Hello,
In the Initialization Assignment, it is mentioned " As you can see with the prediction being 0.5 whether the actual ( y ) value is 1 or 0 you get the same loss value for both, so none of the weights get adjusted and you are stuck with the same old value of the weights."
I am unable to understand why and how the statement -" As you can see with the prediction being 0.5 whether the actual ( y ) value is 1 or 0 you get the same loss value for both"- implies that - “so none of the weights get adjusted and you are stuck with the same old value of the weights.” Please help understand the concept behind this conclusion drawn.
If for any general binary classification problem(X,y), we get the same non-zero loss value for training examples for both categories of y (0 and 1), does this always mean that the weights will stop getting updated during the gradient descent (even if the cost function gradient values are non zero) ?
The real point is that if you initialize with all zeros, then the gradients are zero. That is why no learning can take place.

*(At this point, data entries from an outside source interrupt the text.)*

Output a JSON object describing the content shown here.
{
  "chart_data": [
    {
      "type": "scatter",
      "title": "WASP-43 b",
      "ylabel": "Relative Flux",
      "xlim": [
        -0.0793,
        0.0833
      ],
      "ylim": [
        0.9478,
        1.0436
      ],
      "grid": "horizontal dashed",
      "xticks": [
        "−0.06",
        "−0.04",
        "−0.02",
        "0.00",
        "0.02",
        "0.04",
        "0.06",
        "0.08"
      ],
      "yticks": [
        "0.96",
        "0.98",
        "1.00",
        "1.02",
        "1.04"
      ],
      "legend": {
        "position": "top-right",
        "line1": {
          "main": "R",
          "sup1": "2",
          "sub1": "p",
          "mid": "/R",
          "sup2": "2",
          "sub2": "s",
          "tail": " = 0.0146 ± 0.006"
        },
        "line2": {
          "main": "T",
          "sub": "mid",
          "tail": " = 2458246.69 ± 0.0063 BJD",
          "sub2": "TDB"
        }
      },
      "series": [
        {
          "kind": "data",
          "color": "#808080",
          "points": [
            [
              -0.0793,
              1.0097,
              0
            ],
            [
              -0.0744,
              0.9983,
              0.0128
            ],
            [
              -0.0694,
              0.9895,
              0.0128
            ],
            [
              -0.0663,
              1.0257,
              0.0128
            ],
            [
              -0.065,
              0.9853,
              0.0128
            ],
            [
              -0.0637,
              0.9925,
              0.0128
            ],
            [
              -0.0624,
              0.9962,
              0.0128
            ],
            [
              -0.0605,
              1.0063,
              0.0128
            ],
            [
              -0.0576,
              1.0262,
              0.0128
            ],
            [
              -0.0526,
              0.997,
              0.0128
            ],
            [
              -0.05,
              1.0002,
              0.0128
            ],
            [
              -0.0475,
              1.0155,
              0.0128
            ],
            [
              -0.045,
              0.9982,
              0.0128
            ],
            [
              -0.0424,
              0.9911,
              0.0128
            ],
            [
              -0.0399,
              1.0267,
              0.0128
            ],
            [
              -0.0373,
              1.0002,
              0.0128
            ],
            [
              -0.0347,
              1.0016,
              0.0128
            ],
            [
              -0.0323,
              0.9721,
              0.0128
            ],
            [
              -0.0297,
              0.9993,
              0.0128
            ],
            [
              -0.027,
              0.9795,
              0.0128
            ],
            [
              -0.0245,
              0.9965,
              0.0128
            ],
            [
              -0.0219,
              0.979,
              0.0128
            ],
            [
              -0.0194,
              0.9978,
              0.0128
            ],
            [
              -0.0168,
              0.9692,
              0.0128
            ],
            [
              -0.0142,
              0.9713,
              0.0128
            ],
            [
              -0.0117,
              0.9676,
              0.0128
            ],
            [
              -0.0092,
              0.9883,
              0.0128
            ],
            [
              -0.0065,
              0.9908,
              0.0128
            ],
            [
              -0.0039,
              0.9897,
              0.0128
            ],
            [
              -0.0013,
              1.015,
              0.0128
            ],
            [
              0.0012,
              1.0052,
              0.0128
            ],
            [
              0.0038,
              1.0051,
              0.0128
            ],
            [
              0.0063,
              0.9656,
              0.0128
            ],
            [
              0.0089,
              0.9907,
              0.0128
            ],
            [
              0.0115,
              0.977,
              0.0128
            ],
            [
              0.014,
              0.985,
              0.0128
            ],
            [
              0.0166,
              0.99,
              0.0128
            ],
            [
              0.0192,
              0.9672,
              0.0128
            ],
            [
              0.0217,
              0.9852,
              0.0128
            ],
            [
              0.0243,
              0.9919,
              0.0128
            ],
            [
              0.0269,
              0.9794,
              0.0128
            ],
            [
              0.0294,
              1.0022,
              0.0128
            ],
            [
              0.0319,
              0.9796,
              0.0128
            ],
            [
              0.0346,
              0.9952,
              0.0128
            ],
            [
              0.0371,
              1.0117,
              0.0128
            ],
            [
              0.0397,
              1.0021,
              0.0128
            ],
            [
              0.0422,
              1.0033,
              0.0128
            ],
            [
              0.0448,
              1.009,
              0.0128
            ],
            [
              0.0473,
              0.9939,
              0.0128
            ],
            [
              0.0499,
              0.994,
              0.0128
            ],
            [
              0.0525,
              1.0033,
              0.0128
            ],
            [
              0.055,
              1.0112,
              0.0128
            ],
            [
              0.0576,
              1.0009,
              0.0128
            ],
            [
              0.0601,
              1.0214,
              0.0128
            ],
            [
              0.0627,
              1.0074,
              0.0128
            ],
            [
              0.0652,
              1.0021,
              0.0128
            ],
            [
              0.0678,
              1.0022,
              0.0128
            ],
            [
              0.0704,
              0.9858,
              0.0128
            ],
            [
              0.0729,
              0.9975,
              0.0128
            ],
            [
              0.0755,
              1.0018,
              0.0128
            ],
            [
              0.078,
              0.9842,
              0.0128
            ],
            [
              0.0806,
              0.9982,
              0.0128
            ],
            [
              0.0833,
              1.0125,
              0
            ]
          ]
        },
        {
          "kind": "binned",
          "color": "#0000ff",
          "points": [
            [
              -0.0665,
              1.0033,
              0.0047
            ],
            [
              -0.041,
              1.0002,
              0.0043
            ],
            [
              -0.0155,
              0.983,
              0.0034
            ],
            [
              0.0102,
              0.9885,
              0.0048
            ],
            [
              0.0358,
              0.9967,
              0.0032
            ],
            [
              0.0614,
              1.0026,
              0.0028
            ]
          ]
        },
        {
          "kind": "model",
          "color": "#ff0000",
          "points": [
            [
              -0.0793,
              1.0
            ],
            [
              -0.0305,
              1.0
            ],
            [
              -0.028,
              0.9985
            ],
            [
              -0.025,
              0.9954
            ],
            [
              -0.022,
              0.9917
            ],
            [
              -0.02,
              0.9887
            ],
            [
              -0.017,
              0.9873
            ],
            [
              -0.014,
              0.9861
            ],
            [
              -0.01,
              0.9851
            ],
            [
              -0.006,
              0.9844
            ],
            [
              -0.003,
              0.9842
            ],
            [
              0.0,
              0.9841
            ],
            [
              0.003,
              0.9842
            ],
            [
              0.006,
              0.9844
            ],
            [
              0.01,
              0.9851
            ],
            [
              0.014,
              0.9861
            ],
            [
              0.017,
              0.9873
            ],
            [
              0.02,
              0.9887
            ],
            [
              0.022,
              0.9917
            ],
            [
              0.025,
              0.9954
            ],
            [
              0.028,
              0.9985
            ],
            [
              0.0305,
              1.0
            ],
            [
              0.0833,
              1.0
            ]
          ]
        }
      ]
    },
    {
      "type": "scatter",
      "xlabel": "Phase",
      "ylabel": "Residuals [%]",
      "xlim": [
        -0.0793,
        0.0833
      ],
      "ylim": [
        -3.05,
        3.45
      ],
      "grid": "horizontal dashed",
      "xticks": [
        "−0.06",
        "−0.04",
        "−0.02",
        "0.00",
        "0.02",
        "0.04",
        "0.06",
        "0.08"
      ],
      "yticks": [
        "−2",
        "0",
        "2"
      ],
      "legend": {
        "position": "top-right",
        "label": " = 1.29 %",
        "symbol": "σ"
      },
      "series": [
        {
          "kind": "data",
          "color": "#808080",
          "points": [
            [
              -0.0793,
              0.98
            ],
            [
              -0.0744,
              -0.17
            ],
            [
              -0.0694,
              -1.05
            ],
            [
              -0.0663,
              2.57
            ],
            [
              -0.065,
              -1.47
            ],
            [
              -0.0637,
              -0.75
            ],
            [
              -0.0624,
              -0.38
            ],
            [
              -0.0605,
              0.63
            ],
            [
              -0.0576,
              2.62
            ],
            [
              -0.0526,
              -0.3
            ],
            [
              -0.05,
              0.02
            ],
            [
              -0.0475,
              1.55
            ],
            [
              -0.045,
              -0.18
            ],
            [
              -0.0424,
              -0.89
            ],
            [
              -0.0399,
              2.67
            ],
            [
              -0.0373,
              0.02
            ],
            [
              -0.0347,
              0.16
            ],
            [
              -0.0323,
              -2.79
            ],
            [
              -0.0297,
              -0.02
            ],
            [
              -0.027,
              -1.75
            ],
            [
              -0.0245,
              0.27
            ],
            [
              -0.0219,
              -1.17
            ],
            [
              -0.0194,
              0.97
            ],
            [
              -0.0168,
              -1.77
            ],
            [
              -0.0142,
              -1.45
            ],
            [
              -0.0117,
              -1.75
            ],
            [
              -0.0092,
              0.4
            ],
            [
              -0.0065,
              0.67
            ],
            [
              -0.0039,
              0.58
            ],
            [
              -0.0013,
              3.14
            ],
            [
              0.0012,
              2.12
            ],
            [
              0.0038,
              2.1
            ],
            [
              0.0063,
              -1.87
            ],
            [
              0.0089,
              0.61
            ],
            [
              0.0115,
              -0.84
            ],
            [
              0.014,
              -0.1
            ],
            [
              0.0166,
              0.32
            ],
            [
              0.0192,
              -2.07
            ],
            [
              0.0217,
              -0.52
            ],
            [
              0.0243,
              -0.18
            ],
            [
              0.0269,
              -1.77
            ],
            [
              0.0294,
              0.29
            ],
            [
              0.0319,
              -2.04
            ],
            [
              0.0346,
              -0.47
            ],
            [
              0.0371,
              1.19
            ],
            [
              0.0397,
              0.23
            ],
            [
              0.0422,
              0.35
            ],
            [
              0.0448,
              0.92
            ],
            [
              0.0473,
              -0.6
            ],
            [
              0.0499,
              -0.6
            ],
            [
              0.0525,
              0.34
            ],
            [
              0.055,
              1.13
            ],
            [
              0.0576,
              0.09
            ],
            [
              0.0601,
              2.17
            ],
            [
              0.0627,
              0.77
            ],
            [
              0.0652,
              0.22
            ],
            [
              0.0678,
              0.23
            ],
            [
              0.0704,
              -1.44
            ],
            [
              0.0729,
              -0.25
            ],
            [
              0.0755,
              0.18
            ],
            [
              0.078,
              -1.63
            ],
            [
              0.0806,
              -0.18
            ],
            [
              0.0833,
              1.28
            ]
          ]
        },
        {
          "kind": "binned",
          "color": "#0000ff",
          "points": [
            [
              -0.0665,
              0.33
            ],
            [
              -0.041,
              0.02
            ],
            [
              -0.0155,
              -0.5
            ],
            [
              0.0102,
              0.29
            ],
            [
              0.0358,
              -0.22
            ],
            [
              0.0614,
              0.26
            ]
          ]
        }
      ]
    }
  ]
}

Here’s a thread which goes through the math behind that.
The answer to your last question is generally no - having the same non-zero loss value for training examples of both categories doesn’t imply zero gradients. The statement you cite from the assignment happens to hold just because the specific dataset used in the assignment has exactly the same number of positive and negative examples so that the gradients of the positive and negative examples cancel each other. If you reduce just one example from the dataset, the gradients are no longer zero.
The main issue with zero initialization is therefore not zero gradients, but symmetry between different neurons in the same layer.